The Recruit

From the avalanche of advertising, Touchstone/Buena Vista/Disney would have folks think that The Recruit is an inside look at the C.I.A. and how it recruits and trains its agents. After seeing the film, if you believe that, we’ve got a bridge to sell you. Not that it necessarily matters–The Recruit is the sort of mass market film that audiences will go to, mostly to see Al Pacino and current hotty Colin Farrell. It’s commercial, mass market fare, and while those folks at the multiplex are not so foolish as to believe this stuff, they’ll willingly settle in, suspend disbelief (even when greatly challenged) and have a good enough time.

Farrell, who first gained notice in Tigerland and went on to play second banana to Tom Cruise in Minority Report, plays James Clayton who’s at the top of his class at M.I.T. while tending bar to pay his way and still finding time to develop a computer program that is capable of co-opting all broadcast channels. He wows ‘em all at a job recruitment fair, including Walter Burke (Pacino), a C.I.A. veteran who is a senior instructor in the agency’s training programs. (That’s where they put the veteran agents who have come in out of the cold, as an earlier spy vehicle put it.)

James yearns for information about his late father who worked for Shell Oil; Ed Clayton presumably died in a plane crash in Peru when James was 12, but no body was found and James’ search has led him nowhere.Burke plays on James’ suspicions that his Dad was a C.I.A. agent, as well as on his emotional neediness for a strong father figure and he manages to get James interested.

There’s a written exam and a series of psychological interviews (presented tongue-in-cheek) that end up with the question, "Would you prefer to ride on a train, dance in the rain, or feel no pain?" The answer matters little, since it is necessary to have James pass in order to get to training camp, known as "The Farm." There Burke gives the entering class their introductory pep talk ("We believe in good and evil.
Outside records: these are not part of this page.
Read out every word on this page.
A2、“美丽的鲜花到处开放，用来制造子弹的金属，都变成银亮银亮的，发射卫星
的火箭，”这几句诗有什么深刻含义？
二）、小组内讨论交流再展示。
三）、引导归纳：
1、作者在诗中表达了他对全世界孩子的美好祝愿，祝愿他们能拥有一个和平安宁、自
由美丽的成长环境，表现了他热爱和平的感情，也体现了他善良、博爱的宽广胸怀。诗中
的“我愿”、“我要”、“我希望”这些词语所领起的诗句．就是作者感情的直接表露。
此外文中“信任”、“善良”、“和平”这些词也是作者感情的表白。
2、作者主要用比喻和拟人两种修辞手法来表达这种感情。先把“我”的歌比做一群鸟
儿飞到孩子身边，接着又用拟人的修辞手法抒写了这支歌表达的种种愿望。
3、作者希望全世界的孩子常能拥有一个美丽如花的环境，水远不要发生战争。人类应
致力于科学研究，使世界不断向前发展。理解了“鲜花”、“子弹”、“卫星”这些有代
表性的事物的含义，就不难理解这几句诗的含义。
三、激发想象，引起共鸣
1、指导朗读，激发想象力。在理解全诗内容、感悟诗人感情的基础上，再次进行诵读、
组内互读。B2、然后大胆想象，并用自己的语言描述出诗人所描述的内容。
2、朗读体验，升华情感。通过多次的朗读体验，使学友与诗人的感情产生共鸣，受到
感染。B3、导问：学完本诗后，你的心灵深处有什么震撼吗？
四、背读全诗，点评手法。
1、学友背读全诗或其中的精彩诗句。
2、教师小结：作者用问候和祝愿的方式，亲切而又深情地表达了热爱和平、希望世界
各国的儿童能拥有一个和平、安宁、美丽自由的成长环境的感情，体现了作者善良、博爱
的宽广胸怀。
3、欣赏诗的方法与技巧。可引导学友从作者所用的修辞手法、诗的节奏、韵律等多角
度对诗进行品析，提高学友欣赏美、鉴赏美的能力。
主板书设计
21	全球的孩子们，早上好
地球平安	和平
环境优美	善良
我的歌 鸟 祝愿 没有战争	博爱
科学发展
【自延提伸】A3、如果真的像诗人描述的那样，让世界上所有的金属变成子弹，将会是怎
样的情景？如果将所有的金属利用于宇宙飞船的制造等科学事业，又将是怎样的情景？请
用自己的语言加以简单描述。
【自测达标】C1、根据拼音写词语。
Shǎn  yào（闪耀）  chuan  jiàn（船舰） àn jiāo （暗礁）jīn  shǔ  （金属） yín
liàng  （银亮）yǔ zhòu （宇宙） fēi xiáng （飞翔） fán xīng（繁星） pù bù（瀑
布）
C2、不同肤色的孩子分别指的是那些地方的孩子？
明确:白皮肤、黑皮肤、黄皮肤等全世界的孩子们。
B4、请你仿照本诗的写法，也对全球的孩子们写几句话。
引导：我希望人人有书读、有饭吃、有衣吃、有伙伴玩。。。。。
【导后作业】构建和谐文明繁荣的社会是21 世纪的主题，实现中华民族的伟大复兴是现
We choose good.") as well as a warning ("You’ve stepped through the looking glass. Nothing is what it seems.")

The training begins, including everything from tai chi to weapons, demolition to surveillance devices. Burke has a disconcerting habit of spying on his trainees, observing them through monitors; the whole joint must be bugged. There are several scenes in which lie detector tests are used, but it isn’t clear whether this is to test the enemy or to learn to fool the test if caught. It does, however, provide a setup for the deceptive game-playing which has become the order of the day. Field training operations begin and the plot thickens, especially with the introduction of a love interest between James and lovely Layla (Bridget Moynahan), another trainee. Because she speaks Farsi, she’s already suspect. (That’s what things have come to in our polarized world, alas.)
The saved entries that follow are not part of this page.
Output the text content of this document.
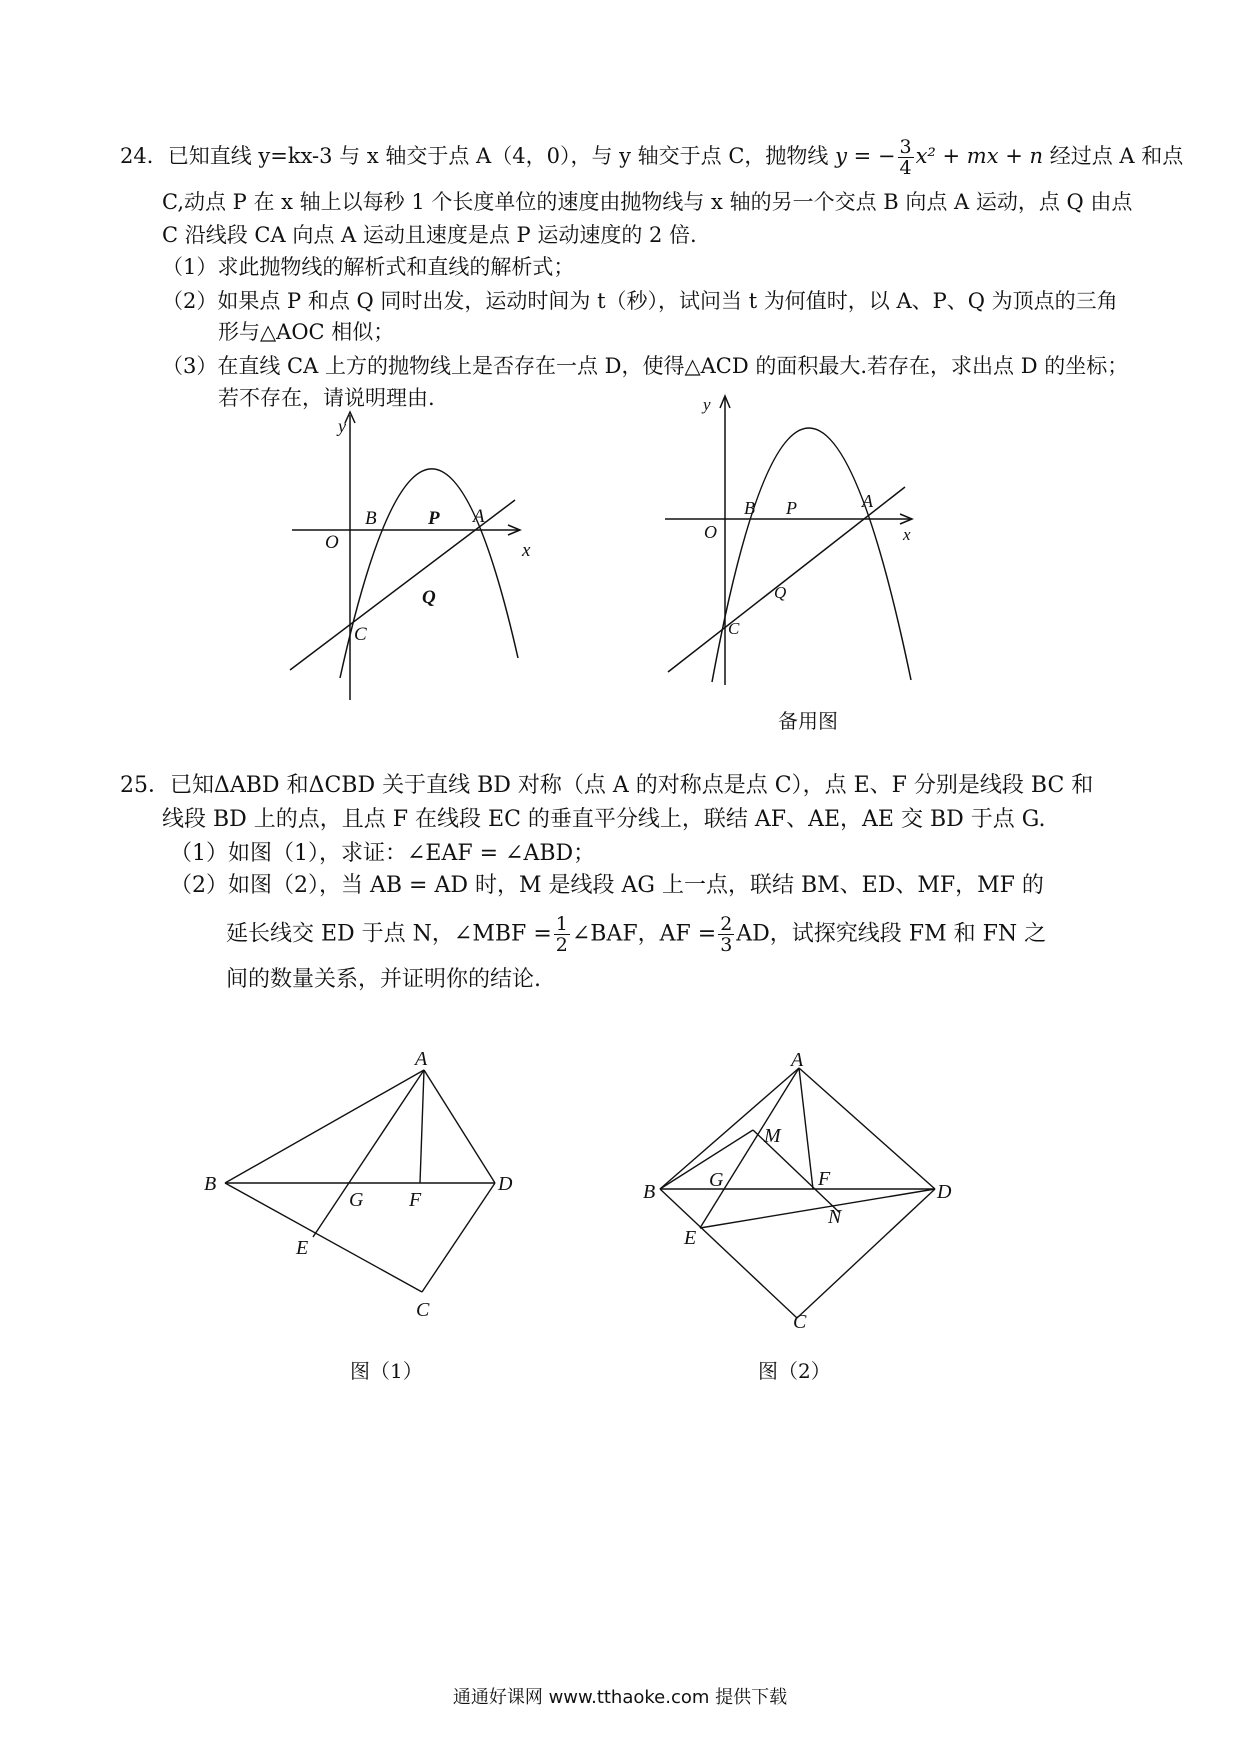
24．已知直线 y=kx-3 与 x 轴交于点 A（4，0），与 y 轴交于点 C，抛物线 y = − $\frac{3}{4} x^2$ + mx + n 经过点 A 和点
C,动点 P 在 x 轴上以每秒 1 个长度单位的速度由抛物线与 x 轴的另一个交点 B 向点 A 运动，点 Q 由点
C 沿线段 CA 向点 A 运动且速度是点 P 运动速度的 2 倍.
（1）求此抛物线的解析式和直线的解析式；
（2）如果点 P 和点 Q 同时出发，运动时间为 t（秒），试问当 t 为何值时，以 A、P、Q 为顶点的三角
形与△AOC 相似；
（3）在直线 CA 上方的抛物线上是否存在一点 D，使得△ACD 的面积最大.若存在，求出点 D 的坐标；
若不存在，请说明理由.
y
x
O
B	P A
Q
C
y
x
O
B P	A
Q
C
备用图
25．已知ΔABD 和ΔCBD 关于直线 BD 对称（点 A 的对称点是点 C），点 E、F 分别是线段 BC 和
线段 BD 上的点，且点 F 在线段 EC 的垂直平分线上，联结 AF、AE，AE 交 BD 于点 G.
（1）如图（1），求证：∠EAF = ∠ABD；
（2）如图（2），当 AB = AD 时，M 是线段 AG 上一点，联结 BM、ED、MF，MF 的
延长线交 ED 于点 N，∠MBF = $\frac{1}{2}$ ∠BAF，AF = $\frac{2}{3}$ AD，试探究线段 FM 和 FN 之
间的数量关系，并证明你的结论.
A
B
G F
D
E
C
图（1）
A
M
B
G	F
D
N
E
C
图（2）
通通好课网 www.tthaoke.com 提供下载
With a series of turns and surprises, the plot-driven story builds to a rapidly-twisting conclusion, in which, indeed, nothing is as it seems. If it all sags a bit in the middle, it does pick up again quickly enough so that interest is sustained. But, like cotton candy, it all evaporates right after it’s over. Only the Pacino and Farrell roles are drawn beyond the lightest sketching, and they are barely more than one-dimensional. James’ entire motivation is carried by the lost father idea; little else about him is fleshed out. Farrell is a charismatic presence on screen, but his acting potential will get lost in playing roles like these. Blame it on–who? the makeup artist?–that he wears a two day growth of beard throughout the film. This fashion victim look is soooo 90’s and it’s hard to believe a recruit would be allowed to go unshaven.
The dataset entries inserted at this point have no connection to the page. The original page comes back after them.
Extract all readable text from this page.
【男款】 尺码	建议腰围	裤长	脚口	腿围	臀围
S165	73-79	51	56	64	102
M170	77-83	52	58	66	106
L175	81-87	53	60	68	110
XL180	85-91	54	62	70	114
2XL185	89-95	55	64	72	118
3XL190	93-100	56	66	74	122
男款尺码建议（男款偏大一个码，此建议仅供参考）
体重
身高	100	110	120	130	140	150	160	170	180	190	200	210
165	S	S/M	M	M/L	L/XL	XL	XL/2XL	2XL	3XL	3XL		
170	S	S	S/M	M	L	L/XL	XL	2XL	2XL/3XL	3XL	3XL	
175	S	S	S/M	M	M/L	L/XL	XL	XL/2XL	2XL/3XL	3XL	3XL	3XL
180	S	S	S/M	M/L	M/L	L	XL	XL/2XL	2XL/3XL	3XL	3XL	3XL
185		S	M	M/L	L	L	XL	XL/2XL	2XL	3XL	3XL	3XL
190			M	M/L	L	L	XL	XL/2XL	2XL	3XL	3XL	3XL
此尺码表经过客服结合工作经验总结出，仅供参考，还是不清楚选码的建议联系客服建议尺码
Pacino plays this role as he has others lately (see for example, Insomnia)–the embittered grizzled veteran with a quick mouth. He’s a great American actor, working in stuff like this only to collect a big paycheck.And he has such a scruffy look here, it’s a wonder the C.I.A. didn’t throw him out long ago.

Arthur Lazere

San Francisco, CA
Mr. Lazere founded culturevulture.net in 1998 and worked tirelessly to promote its potential as a means for communicating a distinctly personal yet wide-ranging selection of arts reviews. Under his leadership, the site grew in esteem as well as in “circulation", and is well-regarded nationally and internationally as a source for up-to-date, well-written criticism. Arthur passed away on September 30, 2006.